TomDispatch.com: A Regular Antidote to the Mainstream Media
July 28, 2013
Tomgram: Engelhardt, Luck Was a Lady Last Week Now You See Him, Now You Don’t
Living in a One-Superpower World (or Edward Snowden vs. Robert Seldon Lady)
By Tom Engelhardt
He came and he went: that was the joke that circulated in 1979 when 70-year-old former Vice President Nelson Rockefeller had a heart attack and died in his Manhattan townhouse in the presence of his evening-gown-clad 25-year-old assistant.  In a sense, the same might be said of retired CIA operative Robert Seldon Lady.
Recently, Lady proved a one-day wonder. After years in absentia -- poof! -- he reappeared out of nowhere on the border between Panama and Costa Rica, and made the news when Panamanian officials took him into custody on an Interpol warrant.  The CIA's station chief in Milan back in 2003, he had achieved brief notoriety for overseeing a la dolce vita version of extraordinary rendition as part of Washington’s Global War on Terror.  His colleagues kidnapped Hassan Mustafa Osama Nasr, a radical Muslim cleric and terror suspect, off the streets of Milan, and rendered him via U.S. airbases in Italy and Germany to the torture chambers of Hosni Mubarak’s Egypt. Lady evidently rode shotgun on that transfer.
His Agency associates proved to be the crew that couldn’t spook straight.  They left behind such a traceable trail of five-star-hotel and restaurant bills, charges on false credit cards, and unencrypted cell phone calls that the Italian government tracked them down, identified them, and charged 23 of them, Lady included, with kidnapping.
Lady fled Italy, leaving behind a multimillion-dollar villa near Turin meant for his retirement.  (It was later confiscated and sold to make restitution payments to Nasr.)  Convicted in absentia in 2009, Lady received a nine-year sentence (later reduced to six).  He had by then essentially vanished after admitting to an Italian newspaper, “Of course it was an illegal operation. But that’s our job. We’re at war against terrorism.”
Last week, the Panamanians picked him up.  It was the real world equivalent of a magician’s trick.  He was nowhere, then suddenly in custody and in the news, and then -- poof again! -- he wasn’t.  Just 24 hours after the retired CIA official found himself under lock and key, he was flown out of Panama, evidently under the protection of Washington, and in mid-air, heading back to the United States, vanished a second time.

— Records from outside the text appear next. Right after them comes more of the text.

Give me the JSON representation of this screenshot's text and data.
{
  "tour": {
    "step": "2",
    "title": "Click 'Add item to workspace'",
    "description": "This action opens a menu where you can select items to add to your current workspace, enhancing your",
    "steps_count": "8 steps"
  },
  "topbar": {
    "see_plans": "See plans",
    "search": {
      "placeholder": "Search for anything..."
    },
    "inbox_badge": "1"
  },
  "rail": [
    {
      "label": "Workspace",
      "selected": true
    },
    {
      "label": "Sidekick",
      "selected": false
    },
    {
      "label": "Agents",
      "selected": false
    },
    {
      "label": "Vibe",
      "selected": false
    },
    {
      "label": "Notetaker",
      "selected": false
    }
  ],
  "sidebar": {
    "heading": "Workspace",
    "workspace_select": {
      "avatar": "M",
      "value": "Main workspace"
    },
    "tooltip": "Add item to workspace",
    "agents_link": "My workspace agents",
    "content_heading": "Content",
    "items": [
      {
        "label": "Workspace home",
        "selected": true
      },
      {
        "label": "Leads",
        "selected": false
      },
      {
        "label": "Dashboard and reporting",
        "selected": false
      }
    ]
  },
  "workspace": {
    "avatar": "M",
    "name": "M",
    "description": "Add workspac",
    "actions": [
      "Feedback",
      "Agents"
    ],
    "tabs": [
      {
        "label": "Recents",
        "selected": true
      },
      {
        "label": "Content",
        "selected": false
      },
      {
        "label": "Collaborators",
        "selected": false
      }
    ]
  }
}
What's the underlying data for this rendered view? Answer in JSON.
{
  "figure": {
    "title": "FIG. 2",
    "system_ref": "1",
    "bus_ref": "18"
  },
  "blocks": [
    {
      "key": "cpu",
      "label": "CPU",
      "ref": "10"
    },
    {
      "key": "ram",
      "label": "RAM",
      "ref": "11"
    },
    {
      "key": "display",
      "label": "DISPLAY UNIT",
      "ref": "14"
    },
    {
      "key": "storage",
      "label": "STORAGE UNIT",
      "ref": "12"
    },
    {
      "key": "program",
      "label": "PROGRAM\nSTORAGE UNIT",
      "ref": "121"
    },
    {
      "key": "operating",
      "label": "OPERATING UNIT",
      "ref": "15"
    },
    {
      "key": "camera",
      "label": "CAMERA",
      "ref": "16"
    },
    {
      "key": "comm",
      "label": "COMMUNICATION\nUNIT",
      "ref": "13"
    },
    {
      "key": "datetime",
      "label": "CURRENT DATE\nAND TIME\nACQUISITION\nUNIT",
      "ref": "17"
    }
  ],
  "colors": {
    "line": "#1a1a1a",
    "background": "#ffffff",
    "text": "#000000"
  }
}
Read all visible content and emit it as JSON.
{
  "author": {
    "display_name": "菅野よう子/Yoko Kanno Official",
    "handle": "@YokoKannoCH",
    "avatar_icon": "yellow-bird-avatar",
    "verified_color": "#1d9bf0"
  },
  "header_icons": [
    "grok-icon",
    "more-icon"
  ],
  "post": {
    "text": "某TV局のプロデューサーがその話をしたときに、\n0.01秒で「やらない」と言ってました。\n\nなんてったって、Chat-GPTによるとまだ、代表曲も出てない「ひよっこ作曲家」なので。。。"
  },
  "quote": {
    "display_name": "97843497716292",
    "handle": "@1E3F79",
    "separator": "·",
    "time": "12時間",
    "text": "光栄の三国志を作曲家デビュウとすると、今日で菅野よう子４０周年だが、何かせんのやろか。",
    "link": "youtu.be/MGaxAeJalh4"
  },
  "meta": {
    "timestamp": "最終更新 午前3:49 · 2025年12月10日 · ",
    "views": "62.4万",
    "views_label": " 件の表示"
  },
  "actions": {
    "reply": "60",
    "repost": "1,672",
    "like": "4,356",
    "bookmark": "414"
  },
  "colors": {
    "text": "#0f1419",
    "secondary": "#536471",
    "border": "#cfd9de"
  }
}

State Department spokesperson Marie Harf told reporters on July 19th, “It's my understanding that he is in fact either en route or back in the United States."  So there he was, possibly in mid-air heading for the homeland and, as far as we know, as far as reporting goes, nothing more.  Consider it the CIA version of a miracle.  Instead of landing, he just evaporated.